Władysław Kosiniak-Kamysz zapytany o ewentualne postępy ws. zakupu powietrznych tankowców dla Polski lub ponownego dołączenia do europejskiego programu tankowania powietrznego, przekazał, że obecnie w tej sprawie trwają prace w Sztabie Generalnym WP. Jak dodał, jeśli te prace zostaną zakończone, "Agencja Uzbrojenia dostanie takie zadanie".
Polska stawia na własne zdolności
"Już de facto nie ma szans dostania się do europejskiego (programu)" - przekazał szef MON. Jak podkreślił, Polsce zależy bardziej na własnych zdolnościach w tym zakresie.
Rozmowy z potencjalnymi partnerami
Obecny na konferencji wiceszef MON Paweł Zalewski dodał, że prowadzone są w tej sprawie rozmowy z potencjalnymi partnerami.
Powietrzne tankowce jako multiplikatory siły
Wśród wielu potrzeb nowego sprzętu dla Wojska Polskiego dowódcy wojskowi podkreślają konieczność pozyskania powietrznych tankowców, czyli samolotów z dużymi zbiornikami paliwa i aparaturą umożliwiającą tankowanie innych samolotów w powietrzu. Inspektor Sił Powietrznych gen. Ireneusz Nowak wielokrotnie w wypowiedziach dla mediów wskazywał na pozyskanie tankowców jako jeden z najpilniejszych priorytetów dla Sił Powietrznych.

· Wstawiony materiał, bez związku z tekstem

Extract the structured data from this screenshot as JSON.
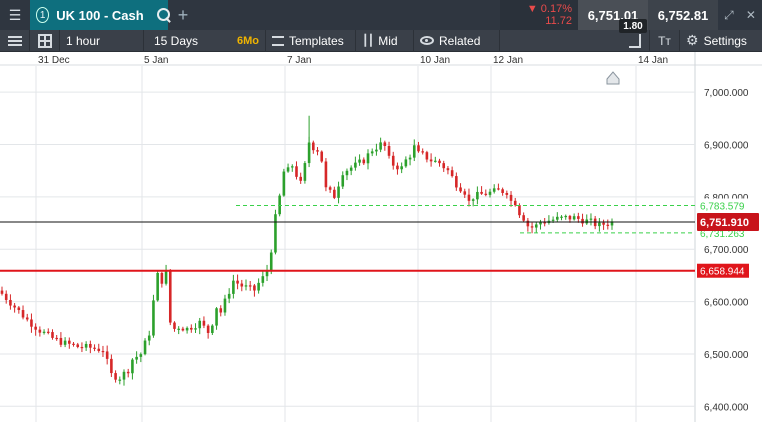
{
  "titlebar": {
    "tab_number": "1",
    "instrument": "UK 100 - Cash",
    "change_pct": "▼ 0.17%",
    "change_pts": "11.72",
    "sell": "6,751.01",
    "buy": "6,752.81",
    "spread": "1.80"
  },
  "toolbar": {
    "interval": "1 hour",
    "range": "15 Days",
    "range_tag": "6Mo",
    "templates": "Templates",
    "price_type": "Mid",
    "related": "Related",
    "settings": "Settings"
  },
  "colors": {
    "up": "#2ca02c",
    "down": "#d62728",
    "support_line": "#e0151b",
    "bracket_line": "#3ad14a",
    "current_line": "#111111",
    "current_badge": "#c8141b"
  },
  "chart_data": {
    "type": "candlestick",
    "x_tick_labels": [
      "31 Dec",
      "5 Jan",
      "7 Jan",
      "10 Jan",
      "12 Jan",
      "14 Jan"
    ],
    "y_ticks": [
      6400,
      6500,
      6600,
      6700,
      6800,
      6900,
      7000
    ],
    "y_tick_labels": [
      "6,400.000",
      "6,500.000",
      "6,600.000",
      "6,700.000",
      "6,800.000",
      "6,900.000",
      "7,000.000"
    ],
    "ylim": [
      6370,
      7050
    ],
    "current_price": 6751.91,
    "current_label": "6,751.910",
    "horizontal_line": {
      "value": 6658.944,
      "label": "6,658.944"
    },
    "bracket_upper": {
      "value": 6783.579,
      "label": "6,783.579"
    },
    "bracket_lower": {
      "value": 6731.263,
      "label": "6,731.263"
    },
    "close_path": [
      [
        0,
        6615
      ],
      [
        3,
        6590
      ],
      [
        6,
        6565
      ],
      [
        9,
        6545
      ],
      [
        12,
        6530
      ],
      [
        15,
        6520
      ],
      [
        18,
        6514
      ],
      [
        21,
        6512
      ],
      [
        24,
        6508
      ],
      [
        26,
        6460
      ],
      [
        28,
        6455
      ],
      [
        30,
        6470
      ],
      [
        31,
        6490
      ],
      [
        33,
        6500
      ],
      [
        35,
        6540
      ],
      [
        36,
        6600
      ],
      [
        37,
        6650
      ],
      [
        38,
        6640
      ],
      [
        39,
        6655
      ],
      [
        40,
        6560
      ],
      [
        41,
        6548
      ],
      [
        42,
        6552
      ],
      [
        44,
        6548
      ],
      [
        46,
        6556
      ],
      [
        47,
        6560
      ],
      [
        49,
        6542
      ],
      [
        50,
        6560
      ],
      [
        51,
        6590
      ],
      [
        52,
        6580
      ],
      [
        53,
        6600
      ],
      [
        55,
        6640
      ],
      [
        57,
        6630
      ],
      [
        59,
        6624
      ],
      [
        60,
        6622
      ],
      [
        61,
        6635
      ],
      [
        62,
        6645
      ],
      [
        63,
        6660
      ],
      [
        64,
        6700
      ],
      [
        65,
        6760
      ],
      [
        66,
        6800
      ],
      [
        67,
        6848
      ],
      [
        68,
        6850
      ],
      [
        69,
        6860
      ],
      [
        70,
        6842
      ],
      [
        71,
        6825
      ],
      [
        72,
        6860
      ],
      [
        73,
        6905
      ],
      [
        74,
        6895
      ],
      [
        75,
        6890
      ],
      [
        76,
        6870
      ],
      [
        77,
        6815
      ],
      [
        78,
        6808
      ],
      [
        79,
        6802
      ],
      [
        80,
        6825
      ],
      [
        81,
        6848
      ],
      [
        82,
        6852
      ],
      [
        84,
        6860
      ],
      [
        86,
        6870
      ],
      [
        88,
        6890
      ],
      [
        90,
        6900
      ],
      [
        91,
        6896
      ],
      [
        92,
        6872
      ],
      [
        93,
        6862
      ],
      [
        94,
        6858
      ],
      [
        95,
        6855
      ],
      [
        96,
        6870
      ],
      [
        97,
        6880
      ],
      [
        98,
        6895
      ],
      [
        99,
        6882
      ],
      [
        100,
        6880
      ],
      [
        102,
        6870
      ],
      [
        104,
        6865
      ],
      [
        106,
        6850
      ],
      [
        108,
        6825
      ],
      [
        110,
        6810
      ],
      [
        111,
        6790
      ],
      [
        112,
        6800
      ],
      [
        114,
        6805
      ],
      [
        116,
        6808
      ],
      [
        118,
        6812
      ],
      [
        120,
        6810
      ],
      [
        121,
        6792
      ],
      [
        122,
        6790
      ],
      [
        123,
        6770
      ],
      [
        124,
        6760
      ],
      [
        125,
        6745
      ],
      [
        126,
        6742
      ],
      [
        127,
        6745
      ],
      [
        128,
        6752
      ],
      [
        130,
        6755
      ],
      [
        132,
        6758
      ],
      [
        134,
        6760
      ],
      [
        136,
        6760
      ],
      [
        138,
        6756
      ],
      [
        140,
        6752
      ],
      [
        141,
        6748
      ],
      [
        142,
        6745
      ],
      [
        143,
        6748
      ],
      [
        144,
        6750
      ],
      [
        145,
        6751.91
      ]
    ]
  }
}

Jak tłumaczył, powietrzne tankowce to tzw. multiplikatory siły, czyli zasoby, które pozwalają w znacznie większym stopniu wykorzystać np. lotnictwo bojowe. Bez zastosowania rozwiązań takich jak tankowanie w powietrzu nawet najnowocześniejsze myśliwce ograniczone są pojemnością swoich zbiorników paliwa, pozwalającą na pozostanie w powietrzu np. przez maksymalnie 3 godziny.